En lait conventionnel de plaine, le prix de revient progresse de 14 %, selon l’indicateur Idele publié par le Cniel.
Les indicateurs de coût de production et de prix de revient portant sur l’année 2023, publiés récemment par le Cniel (interprofession laitière), sont en hausse. Pour une exploitation bovin lait de plaine en conventionnel, le coût de production s’élève en moyenne à 615 €/1 000 l et son prix de revient à 485 €/1 000 l soit une hausse de 14 % par rapport à 2022. Pour les exploitations conventionnelles de montagne, ils sont de 762 €/1 000 l et 571 €/1 000 l (+ 12 %). Pour référence, le prix moyen du lait conventionnel à teneurs réelles est actuellement autour de 460 €/1 000
Concernant les exploitations en lait bio de plaine, ils sont de 787 €/1 000 l et 554 €/1 000 l (+ 7 %) et, pour les exploitations bio de montagne, ils sont de 946 €/1 000 l et 682 €/1 000 l (+ 8 %).
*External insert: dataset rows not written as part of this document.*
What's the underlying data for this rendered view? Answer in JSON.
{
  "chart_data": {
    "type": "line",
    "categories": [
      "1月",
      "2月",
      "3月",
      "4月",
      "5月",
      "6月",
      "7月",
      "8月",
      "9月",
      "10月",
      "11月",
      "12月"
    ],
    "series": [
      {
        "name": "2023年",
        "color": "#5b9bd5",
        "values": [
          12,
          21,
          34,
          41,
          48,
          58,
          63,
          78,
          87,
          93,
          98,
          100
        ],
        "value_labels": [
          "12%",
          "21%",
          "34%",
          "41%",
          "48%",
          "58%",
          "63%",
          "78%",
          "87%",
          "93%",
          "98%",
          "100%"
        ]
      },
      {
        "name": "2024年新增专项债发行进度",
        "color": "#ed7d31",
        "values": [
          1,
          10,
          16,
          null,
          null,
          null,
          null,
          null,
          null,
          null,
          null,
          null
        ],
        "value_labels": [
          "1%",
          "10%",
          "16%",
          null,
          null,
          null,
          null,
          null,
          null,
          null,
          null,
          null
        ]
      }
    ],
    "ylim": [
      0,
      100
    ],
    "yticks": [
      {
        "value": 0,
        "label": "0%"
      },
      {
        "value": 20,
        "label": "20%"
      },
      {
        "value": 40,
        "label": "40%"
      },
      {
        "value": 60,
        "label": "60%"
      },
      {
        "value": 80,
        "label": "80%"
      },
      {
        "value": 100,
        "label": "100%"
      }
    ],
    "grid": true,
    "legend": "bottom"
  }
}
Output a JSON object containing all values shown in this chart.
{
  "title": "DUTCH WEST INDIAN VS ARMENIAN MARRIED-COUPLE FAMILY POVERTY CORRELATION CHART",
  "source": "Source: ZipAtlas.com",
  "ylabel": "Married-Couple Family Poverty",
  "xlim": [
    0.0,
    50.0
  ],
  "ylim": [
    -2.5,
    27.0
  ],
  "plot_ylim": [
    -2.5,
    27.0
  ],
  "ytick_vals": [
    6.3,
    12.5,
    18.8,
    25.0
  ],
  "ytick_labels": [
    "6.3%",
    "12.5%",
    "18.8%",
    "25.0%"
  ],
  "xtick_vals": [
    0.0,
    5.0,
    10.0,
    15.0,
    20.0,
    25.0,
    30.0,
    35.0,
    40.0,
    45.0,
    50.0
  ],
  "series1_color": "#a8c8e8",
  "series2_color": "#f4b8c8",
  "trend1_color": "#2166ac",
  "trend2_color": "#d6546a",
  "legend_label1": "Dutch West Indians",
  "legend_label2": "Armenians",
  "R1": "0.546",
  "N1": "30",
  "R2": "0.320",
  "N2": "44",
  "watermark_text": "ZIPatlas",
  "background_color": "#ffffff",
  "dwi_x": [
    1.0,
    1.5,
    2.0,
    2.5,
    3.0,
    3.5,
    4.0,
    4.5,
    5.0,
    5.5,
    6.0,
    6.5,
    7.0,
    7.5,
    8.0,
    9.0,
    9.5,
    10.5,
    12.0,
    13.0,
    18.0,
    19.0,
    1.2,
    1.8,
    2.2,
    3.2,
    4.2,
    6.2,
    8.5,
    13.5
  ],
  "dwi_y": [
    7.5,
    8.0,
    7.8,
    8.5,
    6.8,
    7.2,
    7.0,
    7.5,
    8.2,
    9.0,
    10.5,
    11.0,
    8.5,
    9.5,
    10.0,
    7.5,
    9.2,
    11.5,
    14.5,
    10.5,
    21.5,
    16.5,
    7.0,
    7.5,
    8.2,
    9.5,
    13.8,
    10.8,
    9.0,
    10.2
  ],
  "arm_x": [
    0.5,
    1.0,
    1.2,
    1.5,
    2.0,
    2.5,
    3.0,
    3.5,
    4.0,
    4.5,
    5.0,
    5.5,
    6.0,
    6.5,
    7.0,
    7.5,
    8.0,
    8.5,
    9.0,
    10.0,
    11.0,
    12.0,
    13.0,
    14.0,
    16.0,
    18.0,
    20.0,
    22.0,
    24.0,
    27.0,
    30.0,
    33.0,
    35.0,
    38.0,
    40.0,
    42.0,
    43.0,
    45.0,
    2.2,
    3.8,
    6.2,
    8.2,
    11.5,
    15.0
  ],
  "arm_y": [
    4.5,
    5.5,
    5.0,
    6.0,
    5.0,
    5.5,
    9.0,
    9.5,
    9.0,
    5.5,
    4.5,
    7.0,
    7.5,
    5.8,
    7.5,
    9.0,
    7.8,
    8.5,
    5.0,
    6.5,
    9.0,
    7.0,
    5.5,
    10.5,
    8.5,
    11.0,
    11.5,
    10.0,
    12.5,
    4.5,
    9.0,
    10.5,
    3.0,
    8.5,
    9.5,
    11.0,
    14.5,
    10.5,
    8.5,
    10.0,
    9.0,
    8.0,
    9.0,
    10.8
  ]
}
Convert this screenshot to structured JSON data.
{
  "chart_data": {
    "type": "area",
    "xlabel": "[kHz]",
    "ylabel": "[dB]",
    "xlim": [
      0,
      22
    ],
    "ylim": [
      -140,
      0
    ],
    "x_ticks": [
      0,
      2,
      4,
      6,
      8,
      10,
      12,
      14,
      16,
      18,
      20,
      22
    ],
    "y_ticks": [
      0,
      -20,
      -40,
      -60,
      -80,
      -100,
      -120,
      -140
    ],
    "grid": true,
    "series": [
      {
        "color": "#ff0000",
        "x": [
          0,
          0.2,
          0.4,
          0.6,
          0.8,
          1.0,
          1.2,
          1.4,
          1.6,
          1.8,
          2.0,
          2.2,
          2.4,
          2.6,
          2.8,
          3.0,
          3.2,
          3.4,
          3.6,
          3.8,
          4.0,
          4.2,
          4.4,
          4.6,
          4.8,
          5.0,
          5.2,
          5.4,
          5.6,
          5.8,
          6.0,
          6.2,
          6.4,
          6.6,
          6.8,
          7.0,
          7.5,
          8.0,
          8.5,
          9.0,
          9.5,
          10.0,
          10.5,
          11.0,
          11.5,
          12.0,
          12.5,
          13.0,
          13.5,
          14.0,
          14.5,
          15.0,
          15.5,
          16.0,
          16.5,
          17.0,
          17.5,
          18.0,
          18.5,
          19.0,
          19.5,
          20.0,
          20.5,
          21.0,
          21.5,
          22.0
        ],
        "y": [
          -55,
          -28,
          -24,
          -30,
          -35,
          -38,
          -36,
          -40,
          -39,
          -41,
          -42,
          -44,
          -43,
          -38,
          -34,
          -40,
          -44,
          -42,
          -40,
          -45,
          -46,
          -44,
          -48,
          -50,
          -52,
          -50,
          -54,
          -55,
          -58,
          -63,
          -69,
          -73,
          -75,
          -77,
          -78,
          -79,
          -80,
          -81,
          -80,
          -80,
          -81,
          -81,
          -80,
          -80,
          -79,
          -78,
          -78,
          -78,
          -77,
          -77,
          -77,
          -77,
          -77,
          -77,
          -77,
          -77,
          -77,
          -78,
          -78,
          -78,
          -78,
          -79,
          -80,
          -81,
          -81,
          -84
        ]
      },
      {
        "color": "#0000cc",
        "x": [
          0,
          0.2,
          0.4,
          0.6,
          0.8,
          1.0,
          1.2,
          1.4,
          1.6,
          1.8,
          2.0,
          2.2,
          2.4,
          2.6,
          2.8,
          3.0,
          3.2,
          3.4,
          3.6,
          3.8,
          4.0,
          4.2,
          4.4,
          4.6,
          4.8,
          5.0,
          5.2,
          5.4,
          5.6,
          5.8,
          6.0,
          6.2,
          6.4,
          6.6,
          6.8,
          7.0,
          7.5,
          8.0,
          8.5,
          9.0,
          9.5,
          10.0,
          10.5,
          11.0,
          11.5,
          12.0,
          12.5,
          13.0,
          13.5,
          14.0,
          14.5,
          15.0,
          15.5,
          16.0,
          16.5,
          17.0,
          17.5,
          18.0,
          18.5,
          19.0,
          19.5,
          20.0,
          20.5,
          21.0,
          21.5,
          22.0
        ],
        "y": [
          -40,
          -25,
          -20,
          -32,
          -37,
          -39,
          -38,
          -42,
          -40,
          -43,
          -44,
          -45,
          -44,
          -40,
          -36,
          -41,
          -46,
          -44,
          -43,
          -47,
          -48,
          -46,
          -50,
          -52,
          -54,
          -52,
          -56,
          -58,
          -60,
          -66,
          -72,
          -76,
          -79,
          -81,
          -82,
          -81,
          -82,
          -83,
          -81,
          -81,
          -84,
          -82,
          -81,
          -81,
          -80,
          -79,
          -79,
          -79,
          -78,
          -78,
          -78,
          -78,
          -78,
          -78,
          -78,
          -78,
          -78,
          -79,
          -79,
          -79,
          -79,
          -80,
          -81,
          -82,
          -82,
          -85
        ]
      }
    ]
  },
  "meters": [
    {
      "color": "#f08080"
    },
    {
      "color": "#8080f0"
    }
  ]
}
Les éleveurs demandaient une mise à jour rapide de l’indicateur, calculé par l’Idele selon une méthode validée par le Cniel, avant les négociations entre les industriels et la grande distribution. « Il faut que les conditions générales de vente qui seront envoyées à partir du 1er novembre prennent en compte ce nouveau coût de production », a affirmé le président de la FNPL (producteurs de lait, FNSEA) Yohann Barbe, à l’occasion de la conférence de presse du syndicat au Space, le 18 septembre.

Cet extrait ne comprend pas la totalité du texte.